On Fault Tolerance, Locality, and Optimality in Locally Repairable Codes

Friday Dec 7th, 1-2AM @ BA5205

Speaker: Gala Yagdar

Title:
On Fault Tolerance, Locality, and Optimality in Locally Repairable Codes

Abstract:
Large-scale storage systems lie at the heart of the big data revolution. As these systems grow in scale and capacity, their complexity grows accordingly, building on new storage media, hybrid memory hierarchies, and distributed architectures. Numerous layers of abstraction hide this complexity from the applications, but also hide valuable information that could improve the system’s performance considerably. I will demonstrate how to bridge this semantic gap in the context of erasure codes, which are used to guarantee data availability and durability.

Locally repairable codes (LRCs) offer tradeoffs between storage overhead and repair cost. They facilitate more efficient recovery scenarios by storing additional parity blocks in the system, but these additional blocks may eventually increase the number of blocks that must be reconstructed. Existing codes differ in their use of the additional parity blocks, but also in their locality semantics and in the parameters for which they are defined. As a result, existing theoretical models cannot be used to directly compare different LRCs to determine which code will offer the best recovery performance, and at what cost.
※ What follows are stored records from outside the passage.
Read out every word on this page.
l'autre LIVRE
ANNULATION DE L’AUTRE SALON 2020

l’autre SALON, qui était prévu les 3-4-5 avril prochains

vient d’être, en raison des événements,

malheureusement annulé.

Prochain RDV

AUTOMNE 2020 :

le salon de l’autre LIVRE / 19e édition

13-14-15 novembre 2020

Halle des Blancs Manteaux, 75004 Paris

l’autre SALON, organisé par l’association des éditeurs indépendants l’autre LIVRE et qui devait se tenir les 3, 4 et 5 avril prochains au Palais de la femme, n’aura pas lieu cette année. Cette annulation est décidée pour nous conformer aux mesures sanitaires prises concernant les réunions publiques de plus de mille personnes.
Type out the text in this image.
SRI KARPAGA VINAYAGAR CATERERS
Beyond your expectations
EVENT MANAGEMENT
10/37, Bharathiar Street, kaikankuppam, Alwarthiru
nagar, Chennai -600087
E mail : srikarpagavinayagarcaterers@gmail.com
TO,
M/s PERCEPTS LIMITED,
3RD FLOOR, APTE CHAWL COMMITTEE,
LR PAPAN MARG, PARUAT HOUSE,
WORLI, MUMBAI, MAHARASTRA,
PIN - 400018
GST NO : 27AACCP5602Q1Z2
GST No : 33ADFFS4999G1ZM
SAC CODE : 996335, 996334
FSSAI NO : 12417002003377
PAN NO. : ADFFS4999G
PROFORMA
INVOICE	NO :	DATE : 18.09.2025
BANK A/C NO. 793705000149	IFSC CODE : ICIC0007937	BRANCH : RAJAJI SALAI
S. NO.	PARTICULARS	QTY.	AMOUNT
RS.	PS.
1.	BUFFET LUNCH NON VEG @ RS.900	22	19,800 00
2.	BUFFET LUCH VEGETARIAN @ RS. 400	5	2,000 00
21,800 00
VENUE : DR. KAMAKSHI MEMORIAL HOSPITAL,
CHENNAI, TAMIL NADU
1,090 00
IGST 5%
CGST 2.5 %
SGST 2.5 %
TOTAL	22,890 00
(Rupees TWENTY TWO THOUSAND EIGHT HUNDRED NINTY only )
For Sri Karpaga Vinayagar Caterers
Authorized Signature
In this study, we performed the first systematic comparison of existing LRC approaches in light of two new metrics: the average degraded read cost, and the normalized repair cost. We show the tradeoff between these costs and the code’s fault tolerance, and that different approaches offer different choices in this tradeoff. Our experimental evaluation on a Ceph cluster deployed on Amazon EC2 further demonstrates that the normalized repair cost metric can reliably identify the LRC approach that would achieve the lowest repair cost in each system setup.

Bio:
Gala Yagdar from the Technion will be giving a talk on her Usenix ATC’18 work. This talk is based on joint work with Oleg Kolosov, Matan Liram, Eitan Yaakobi, Itzhak Tamo and Alexander Barg, published in USENIX ATC ‘18.